Never a priority.

 

Dear Diary, Never a priority, a sentence that everyone doesn't want to hear or even wish to face . Being a priority means life to some people .it's like a game everyone is trying to be the winner of someone's attention . I myself used to join the game, but never won the trial and later on I realized that not everyone should join such a competition; you can be one of the audience only . I tried to win some people's attention including the closest to my soul and my mind but none of them was interested in letting me win . So, I gave up not just on gaining those people's attention or care, but gave up on gaining anything as if am no longer interested in anyone's attention. I might not fully got rid of the "gaining thing" but I lost interest, not hope.
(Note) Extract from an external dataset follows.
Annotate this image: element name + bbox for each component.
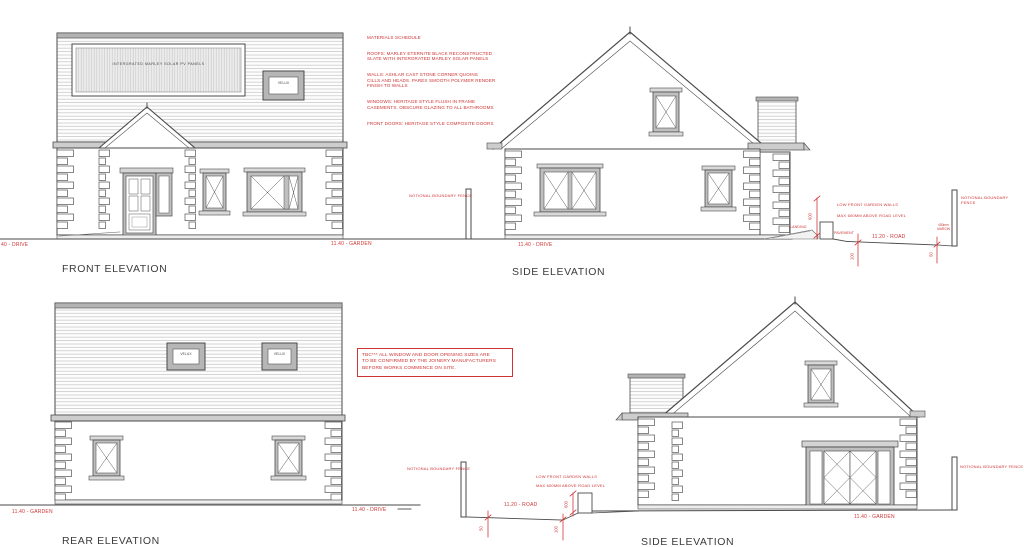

I truly wonder sometimes why we try to gain what we can't have, and people who do care about us their endeavours aren't noticeable. Life isn't fair at all, but lord all I wanted was love, care, a hug, and maybe a small glass of wine to try . I want a hug, I really do . Having a hug to me means attention, and that you are here .. to hug . How arms can change our mood, how can I just fall in love with anyone who gives me a long, tight hug . Hugs make me joyful but sad at the same time .. because I have no one to hug not even my mother, so I hug my pillow every single night; it's not so perfect but it works for now. When my professor hugged me tightly,I felt good to the extent that I wanted to cry out of pleasure because again I never get hugs . She told me how great my work was, and how talented I am , she thanked me endlessly for the joy I brought to her through the work I've done . For a second, I closed my eye unconsciously I simply loved being hugged . I was truly amazed how a person who doesn't know me can make me warmed by such feelings that my own soul could feel . I love hugs, but I never get hugged but I will be looking at the bright side . Not being hugged made me appreciate every single hug I receive, and that's the slight goodness of deprivation.